En Guadeloupe une partie de la classe politique et des chefs d’entreprises revendiquent une consultation en amont de ce processus. Cette revendication repose sur l’idée qu’il faut interroger la population d’abord sur l’opportunité du changement. Cette demande est curieuse parce qu’elle n’est prévue par aucune disposition juridique. Ni pour les collectivités de l’hexagone ni pour nos territoires. On a du mal à comprendre le sens de cette demande. A quoi servent alors les élus ? Si on se méfie d’eux quant à la pertinence de leur décision ou de leurs non-décision, qu’on leur reconnaisse au moins la possibilité de réfléchir et produire un projet qui sera soumis ensuite à la population ! Quel est le sens d’une consultation en amont et sur quoi ? Faut-il un « contrôle d’opportunité » du peuple sur la nécessité de discuter ou pas du changement statutaire ? Cette demande est surprenante. Venant d’acteurs politiques elle nous laisse sceptique. Ils savent ce que signifie la démocratie représentative. Ils savent aussi que dans des situations exceptionnelles, le peuple peut être appelé à décider directement par consultation référendaire. Mais a-t-on jamais demandé au peuple l’autorisation préalable de faire un projet de referendum avant de le lui soumettre sous forme de question ?  Cette demande inouïe n’est en réalité qu’une manière parmi d’autres de manifester son opposition au changement.

Certes le processus statutaire n’est pas à l’abri de critiques, mais cette obstruction d’une partie de la classe politique et des chefs d’entreprise sur l’opportunité du processus est-elle réellement fondée sur des considérations démocratiques ?

  • Que le monde économique n’est pas opposé au changement statutaire ?

J’ai participé à une réunion convoquée par le conseil départemental en réaction à la critique faite par des organisations de socio-professionnels qui s’estiment exclues du processus statutaire. L’idée largement médiatisée par certains représentants des syndicats patronaux est que les patrons disent non à cette évolution statutaire. Notamment parce que celle-ci engage la Guadeloupe dans le 74 sans avoir préalablement été consultée.

La participation à cette réunion m’a confirmée que la médiatisation d’une opposition supposée des chefs d’entreprises ne correspondait pas à la réalité. Non seulement ils ne sont pas opposés à ce changement, mais il n’est pas interdit de penser qu’ils sont nombreux à le souhaiter. Pourquoi avancer une telle hypothèse ?
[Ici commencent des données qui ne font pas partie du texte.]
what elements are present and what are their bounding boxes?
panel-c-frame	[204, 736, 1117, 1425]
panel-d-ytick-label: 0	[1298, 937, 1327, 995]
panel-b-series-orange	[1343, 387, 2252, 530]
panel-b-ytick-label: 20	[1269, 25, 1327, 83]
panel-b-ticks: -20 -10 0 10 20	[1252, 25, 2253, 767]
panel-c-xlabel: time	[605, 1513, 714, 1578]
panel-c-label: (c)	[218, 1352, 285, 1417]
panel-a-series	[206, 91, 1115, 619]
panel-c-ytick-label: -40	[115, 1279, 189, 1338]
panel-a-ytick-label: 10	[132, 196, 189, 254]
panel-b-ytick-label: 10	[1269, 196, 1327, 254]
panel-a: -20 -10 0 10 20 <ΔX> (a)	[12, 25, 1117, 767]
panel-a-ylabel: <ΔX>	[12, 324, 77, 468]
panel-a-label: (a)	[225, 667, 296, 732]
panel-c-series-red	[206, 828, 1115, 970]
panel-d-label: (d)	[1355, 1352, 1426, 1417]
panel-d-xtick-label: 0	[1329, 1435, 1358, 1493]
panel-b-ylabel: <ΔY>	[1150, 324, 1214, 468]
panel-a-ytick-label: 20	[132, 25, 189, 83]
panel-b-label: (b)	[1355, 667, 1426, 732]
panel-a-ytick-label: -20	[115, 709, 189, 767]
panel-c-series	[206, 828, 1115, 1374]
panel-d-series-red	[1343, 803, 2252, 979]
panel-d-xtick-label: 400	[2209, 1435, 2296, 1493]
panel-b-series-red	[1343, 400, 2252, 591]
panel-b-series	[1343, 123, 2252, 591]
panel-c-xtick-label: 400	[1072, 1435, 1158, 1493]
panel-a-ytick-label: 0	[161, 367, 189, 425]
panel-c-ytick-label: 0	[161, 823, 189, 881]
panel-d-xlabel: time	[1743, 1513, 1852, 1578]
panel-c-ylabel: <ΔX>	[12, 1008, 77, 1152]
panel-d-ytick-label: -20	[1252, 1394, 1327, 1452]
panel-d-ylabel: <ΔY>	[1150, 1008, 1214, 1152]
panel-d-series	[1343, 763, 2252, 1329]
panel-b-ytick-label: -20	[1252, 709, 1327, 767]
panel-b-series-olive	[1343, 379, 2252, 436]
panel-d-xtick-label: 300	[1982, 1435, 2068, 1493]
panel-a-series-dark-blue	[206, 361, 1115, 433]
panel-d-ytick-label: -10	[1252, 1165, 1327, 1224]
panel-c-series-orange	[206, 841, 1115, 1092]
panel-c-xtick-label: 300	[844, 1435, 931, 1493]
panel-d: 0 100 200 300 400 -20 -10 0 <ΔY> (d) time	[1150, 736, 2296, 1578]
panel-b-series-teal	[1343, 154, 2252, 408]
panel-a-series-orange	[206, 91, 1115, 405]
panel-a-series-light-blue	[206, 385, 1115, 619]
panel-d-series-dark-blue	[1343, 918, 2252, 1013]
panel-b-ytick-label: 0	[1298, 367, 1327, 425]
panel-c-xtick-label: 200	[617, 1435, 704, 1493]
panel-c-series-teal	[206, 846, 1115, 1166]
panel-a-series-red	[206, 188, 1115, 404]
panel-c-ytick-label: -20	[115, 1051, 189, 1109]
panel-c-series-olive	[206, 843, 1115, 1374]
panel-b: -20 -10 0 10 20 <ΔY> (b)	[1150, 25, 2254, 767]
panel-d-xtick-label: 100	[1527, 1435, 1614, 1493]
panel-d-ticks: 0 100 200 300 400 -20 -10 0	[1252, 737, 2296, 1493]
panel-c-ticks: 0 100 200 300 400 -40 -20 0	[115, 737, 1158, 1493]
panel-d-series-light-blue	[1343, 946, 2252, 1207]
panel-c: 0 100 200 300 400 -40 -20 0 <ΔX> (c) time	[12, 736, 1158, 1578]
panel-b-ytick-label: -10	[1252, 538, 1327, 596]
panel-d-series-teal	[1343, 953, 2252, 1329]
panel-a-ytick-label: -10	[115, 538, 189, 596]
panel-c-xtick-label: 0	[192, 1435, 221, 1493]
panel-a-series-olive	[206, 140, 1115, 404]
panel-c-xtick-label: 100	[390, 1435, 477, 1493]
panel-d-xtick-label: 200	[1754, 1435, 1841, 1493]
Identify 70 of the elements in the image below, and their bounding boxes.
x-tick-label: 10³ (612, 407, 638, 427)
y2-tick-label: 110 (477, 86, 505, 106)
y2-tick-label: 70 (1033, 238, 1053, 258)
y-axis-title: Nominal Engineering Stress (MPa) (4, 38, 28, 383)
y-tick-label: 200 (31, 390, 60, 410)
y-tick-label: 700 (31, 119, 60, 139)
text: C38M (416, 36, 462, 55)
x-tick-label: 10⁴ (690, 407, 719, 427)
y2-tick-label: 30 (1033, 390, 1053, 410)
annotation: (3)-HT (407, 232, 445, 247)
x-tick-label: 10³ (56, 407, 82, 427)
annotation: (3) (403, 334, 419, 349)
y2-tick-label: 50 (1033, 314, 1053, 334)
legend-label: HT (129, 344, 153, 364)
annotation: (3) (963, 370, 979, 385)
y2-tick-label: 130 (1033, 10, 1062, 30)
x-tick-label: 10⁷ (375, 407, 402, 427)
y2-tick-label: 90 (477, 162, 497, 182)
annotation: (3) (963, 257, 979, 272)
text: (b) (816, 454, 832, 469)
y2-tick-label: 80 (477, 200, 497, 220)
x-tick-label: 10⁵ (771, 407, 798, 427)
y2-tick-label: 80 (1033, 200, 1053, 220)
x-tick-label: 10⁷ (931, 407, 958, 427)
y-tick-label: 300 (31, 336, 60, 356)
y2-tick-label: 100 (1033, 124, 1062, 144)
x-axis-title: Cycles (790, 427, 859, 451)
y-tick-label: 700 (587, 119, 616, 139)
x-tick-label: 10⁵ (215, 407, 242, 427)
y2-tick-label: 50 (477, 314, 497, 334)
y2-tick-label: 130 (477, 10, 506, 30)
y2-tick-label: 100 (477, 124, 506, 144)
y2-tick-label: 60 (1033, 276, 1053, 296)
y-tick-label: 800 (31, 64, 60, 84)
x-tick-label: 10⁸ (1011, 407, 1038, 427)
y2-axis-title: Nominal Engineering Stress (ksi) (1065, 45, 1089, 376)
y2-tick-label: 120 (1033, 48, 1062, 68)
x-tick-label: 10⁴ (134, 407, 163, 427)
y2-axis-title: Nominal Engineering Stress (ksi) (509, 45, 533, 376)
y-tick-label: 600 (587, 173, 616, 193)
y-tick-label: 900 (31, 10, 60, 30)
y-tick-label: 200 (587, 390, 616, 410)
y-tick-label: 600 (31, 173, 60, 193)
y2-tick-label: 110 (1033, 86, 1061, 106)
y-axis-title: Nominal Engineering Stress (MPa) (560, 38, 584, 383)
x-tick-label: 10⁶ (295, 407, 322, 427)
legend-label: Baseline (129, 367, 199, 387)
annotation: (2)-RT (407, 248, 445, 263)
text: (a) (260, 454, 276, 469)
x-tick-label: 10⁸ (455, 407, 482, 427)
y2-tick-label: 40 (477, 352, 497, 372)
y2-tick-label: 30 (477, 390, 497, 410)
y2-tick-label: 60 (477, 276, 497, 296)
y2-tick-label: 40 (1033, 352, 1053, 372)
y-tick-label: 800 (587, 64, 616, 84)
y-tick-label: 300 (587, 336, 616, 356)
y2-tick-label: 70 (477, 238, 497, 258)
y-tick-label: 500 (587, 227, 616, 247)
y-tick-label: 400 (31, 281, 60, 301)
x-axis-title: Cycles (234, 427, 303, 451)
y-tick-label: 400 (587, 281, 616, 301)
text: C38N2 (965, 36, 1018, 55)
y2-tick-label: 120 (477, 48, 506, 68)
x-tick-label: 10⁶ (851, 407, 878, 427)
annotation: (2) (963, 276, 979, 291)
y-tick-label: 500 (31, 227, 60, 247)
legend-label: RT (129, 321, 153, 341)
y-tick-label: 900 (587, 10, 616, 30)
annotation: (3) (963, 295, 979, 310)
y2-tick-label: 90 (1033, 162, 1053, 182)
Après avoir écouté les interventions de messieurs Venutolo, Virassamy, Nagam, Vial-Collet  et Gaddarkhan j’ai retenu deux choses.

La première est qu’il y avait dans la salle une majorité de représentants de chefs d’entreprise favorable au changement.

La seconde, est l’on aurait tort de croire qu’il y a une correspondance entre le choix d’une option (pour ou contre) et la taille de l’entreprise ou de l’organisation patronale.

Sur les cinq représentants qui se sont exprimés deux ont manifesté une opposition au changement. Monsieur Venutolo dont on connait les arguments défavorables et monsieur Vial-Colet qui souhaite avant tout des mesures fiscales, réalisables d’après lui dans le statut actuel, pour déverrouiller un système préjudiciable aux entreprises.

Les trois autres sont résolument pour une évolution du statut. Monsieur Gaddarkhan craint un nouveau rendez-vous manqué et ne comprend pas l’opposition sans propositions de ses collègues.

Messieurs Nagam et Virasssamy qui représentent un nombre plus important d’entreprises et de salariés, se prononcent pour un statut d’autonomie.

En vérité, les intérêts du monde économique ne sont pas homogènes. Les patrons ne disent pas non au changement statutaire.

Comme l’espace politique et la société, leur monde est divisé sur la question.